Das ius sanguinis ist im neuen Staatsangehörigkeitsrecht abgeschafft worden. Die Tatsache, dass Deutschland ein Einwanderungsland ist, wurde endlich anerkannt. Da sind erste zarte Versuche, Einwanderung zu gestalten und zum Beispiel die Rechte der gleichgeschlechtlichen Lebenspartnerschaften endlich anzuerkennen. In den letzten Legislaturen ist in die Politik eine andere Kultur im Umgang mit den Minderheiten eingezogen, die für die Zivilgesellschaft und für das Gemeinwesen unabdingbar ist.

(Beifall bei der GAL und der SPD)

Dass nun Informationsfreiheit und Antidiskriminierung im Stau stecken, ist bedauerlich. Diese Themen sind keine Luxusthemen, meine Damen und Herren von der CDU, sondern sie sind notwendig für die gesellschaftliche Modernisierung. Wir Grüne werden weiter für diese Themen streiten.

(Beifall bei der GAL und vereinzelt bei der CDU)

Über eines bin ich wirklich froh: Unser Land hatte im entscheidenden Moment eine Regierung, die sich nicht in das Abenteuer Irak-Krieg eingelassen hat.

(Beifall bei der GAL und der SPD)

Wir werden uns weiter für das alte Europa und für den Beitritt der Türkei in die EU einsetzen. – Danke, meine Damen und Herren.

(Beifall bei der GAL und vereinzelt bei der SPD)

Das Wort erhält der Abgeordnete Weinberg.

(Michael Neumann SPD: Kandidat Weinberg!)
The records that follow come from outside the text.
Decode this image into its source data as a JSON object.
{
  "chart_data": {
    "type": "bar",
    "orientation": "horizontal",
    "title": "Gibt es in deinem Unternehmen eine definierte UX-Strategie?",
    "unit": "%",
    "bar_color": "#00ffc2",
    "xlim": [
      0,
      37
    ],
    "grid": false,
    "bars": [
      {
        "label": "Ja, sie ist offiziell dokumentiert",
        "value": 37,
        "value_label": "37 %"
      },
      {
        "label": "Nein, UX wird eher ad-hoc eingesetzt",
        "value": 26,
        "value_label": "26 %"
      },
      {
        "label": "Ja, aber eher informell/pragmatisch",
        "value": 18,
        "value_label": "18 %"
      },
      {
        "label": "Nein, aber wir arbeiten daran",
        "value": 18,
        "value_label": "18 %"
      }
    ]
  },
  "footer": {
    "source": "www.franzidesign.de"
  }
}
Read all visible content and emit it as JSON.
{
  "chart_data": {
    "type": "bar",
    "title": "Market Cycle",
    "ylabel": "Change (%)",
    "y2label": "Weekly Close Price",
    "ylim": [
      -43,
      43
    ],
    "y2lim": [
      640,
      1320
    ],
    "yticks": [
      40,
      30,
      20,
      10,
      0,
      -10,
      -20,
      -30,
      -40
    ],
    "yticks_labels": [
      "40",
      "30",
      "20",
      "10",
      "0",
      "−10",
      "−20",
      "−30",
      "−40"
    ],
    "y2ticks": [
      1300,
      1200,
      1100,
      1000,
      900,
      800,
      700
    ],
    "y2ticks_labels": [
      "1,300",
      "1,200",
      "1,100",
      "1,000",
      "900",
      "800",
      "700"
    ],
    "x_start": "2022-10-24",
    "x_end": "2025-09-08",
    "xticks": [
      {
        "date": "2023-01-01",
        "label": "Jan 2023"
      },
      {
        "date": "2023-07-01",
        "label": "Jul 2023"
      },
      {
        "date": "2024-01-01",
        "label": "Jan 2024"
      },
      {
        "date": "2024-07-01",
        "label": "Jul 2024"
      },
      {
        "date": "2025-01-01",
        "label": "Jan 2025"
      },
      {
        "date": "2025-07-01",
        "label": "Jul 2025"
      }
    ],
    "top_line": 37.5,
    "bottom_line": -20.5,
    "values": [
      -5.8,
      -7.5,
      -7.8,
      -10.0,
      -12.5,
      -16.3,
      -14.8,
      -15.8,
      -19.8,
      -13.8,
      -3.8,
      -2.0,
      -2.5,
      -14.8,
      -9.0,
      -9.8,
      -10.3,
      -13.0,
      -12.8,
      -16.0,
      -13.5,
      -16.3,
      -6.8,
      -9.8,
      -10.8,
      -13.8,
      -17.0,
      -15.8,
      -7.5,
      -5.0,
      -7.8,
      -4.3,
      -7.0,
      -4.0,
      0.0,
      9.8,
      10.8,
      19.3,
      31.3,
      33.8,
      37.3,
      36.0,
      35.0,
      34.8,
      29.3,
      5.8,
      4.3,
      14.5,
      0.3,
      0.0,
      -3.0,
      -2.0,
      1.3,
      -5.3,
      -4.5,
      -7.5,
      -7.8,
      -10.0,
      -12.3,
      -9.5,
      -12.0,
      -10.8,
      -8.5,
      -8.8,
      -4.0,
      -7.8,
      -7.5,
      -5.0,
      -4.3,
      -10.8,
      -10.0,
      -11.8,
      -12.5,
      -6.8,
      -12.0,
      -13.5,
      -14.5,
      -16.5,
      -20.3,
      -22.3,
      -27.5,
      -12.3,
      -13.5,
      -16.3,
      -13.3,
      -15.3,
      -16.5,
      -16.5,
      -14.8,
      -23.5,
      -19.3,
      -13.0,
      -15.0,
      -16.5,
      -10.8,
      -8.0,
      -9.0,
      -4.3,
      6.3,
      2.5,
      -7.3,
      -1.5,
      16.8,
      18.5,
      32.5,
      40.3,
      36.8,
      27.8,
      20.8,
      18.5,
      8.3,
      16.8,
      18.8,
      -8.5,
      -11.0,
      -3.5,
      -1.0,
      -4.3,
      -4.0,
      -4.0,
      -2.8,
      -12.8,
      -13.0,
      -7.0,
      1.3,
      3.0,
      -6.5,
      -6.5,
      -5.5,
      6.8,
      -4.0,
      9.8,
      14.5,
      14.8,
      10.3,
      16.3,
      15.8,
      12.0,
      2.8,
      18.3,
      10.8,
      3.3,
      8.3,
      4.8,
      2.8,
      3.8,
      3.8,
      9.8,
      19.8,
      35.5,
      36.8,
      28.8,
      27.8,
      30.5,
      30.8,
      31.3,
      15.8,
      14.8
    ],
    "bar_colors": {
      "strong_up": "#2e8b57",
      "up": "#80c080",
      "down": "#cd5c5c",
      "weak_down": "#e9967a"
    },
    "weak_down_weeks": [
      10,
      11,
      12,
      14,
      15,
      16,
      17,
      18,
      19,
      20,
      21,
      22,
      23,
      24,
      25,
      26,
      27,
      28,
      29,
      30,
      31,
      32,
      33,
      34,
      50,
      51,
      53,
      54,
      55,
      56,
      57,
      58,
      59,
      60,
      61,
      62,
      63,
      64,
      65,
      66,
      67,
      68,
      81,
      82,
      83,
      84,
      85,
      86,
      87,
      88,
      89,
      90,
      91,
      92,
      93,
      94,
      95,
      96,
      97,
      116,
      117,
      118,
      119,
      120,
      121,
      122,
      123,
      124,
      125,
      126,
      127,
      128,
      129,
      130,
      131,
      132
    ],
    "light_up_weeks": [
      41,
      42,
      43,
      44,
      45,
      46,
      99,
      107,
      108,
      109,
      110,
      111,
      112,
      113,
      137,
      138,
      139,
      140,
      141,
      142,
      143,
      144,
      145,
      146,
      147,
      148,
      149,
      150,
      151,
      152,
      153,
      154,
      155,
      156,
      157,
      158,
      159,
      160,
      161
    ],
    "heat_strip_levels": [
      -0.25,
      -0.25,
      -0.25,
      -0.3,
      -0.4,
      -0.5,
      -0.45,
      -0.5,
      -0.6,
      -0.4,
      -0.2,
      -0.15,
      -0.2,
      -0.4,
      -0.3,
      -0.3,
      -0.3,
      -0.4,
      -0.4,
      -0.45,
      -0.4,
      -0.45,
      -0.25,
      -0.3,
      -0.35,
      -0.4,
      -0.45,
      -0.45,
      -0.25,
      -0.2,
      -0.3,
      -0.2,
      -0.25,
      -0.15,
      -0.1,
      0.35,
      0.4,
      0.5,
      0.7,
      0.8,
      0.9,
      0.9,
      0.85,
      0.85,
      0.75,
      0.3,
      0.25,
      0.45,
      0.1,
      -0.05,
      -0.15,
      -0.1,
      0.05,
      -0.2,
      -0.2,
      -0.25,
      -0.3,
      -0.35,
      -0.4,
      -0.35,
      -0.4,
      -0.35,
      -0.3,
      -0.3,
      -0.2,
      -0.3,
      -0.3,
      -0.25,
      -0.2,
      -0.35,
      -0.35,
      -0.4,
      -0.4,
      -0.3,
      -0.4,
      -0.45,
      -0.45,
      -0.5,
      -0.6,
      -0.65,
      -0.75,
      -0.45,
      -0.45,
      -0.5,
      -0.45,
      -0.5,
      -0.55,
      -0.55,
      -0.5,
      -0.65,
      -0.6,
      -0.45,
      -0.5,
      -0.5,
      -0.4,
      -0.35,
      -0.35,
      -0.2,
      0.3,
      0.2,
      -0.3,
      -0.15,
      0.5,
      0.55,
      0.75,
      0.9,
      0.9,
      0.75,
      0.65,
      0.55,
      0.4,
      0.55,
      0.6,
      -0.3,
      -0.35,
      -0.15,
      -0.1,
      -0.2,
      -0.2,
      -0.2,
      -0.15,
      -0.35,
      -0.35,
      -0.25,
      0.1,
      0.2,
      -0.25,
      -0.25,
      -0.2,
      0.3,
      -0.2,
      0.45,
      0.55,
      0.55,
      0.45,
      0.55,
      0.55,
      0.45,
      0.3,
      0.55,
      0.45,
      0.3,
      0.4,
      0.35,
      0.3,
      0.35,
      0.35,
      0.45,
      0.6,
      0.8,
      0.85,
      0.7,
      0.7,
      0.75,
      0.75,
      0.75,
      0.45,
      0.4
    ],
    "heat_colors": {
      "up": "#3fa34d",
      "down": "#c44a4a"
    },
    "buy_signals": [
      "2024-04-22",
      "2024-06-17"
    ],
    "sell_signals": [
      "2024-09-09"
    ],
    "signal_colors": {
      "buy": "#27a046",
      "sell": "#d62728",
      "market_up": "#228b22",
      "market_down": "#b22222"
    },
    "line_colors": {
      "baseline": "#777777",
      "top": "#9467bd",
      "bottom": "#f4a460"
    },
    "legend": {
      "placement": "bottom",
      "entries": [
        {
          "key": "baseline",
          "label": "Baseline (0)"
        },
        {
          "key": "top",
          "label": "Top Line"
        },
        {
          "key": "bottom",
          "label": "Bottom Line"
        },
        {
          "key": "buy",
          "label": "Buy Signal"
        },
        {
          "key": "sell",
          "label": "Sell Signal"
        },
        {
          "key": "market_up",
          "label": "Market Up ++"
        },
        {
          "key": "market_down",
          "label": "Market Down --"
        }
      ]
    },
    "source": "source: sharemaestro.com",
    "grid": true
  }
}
Frau Präsidentin, sehr geehrte Damen und Herren! Liebe Frau Goetsch! Die Rede hat eines bewiesen: Nach gerade einmal siebenjähriger Regierungsverantwortung sind Sie da wieder angekommen, wo Sie einmal angefangen haben, nämlich bei der Frage Klimaschutz und weg vom Öl. Ich bin froh, dass Sie sich von anderen Politikfeldern mittlerweile wieder distanzieren.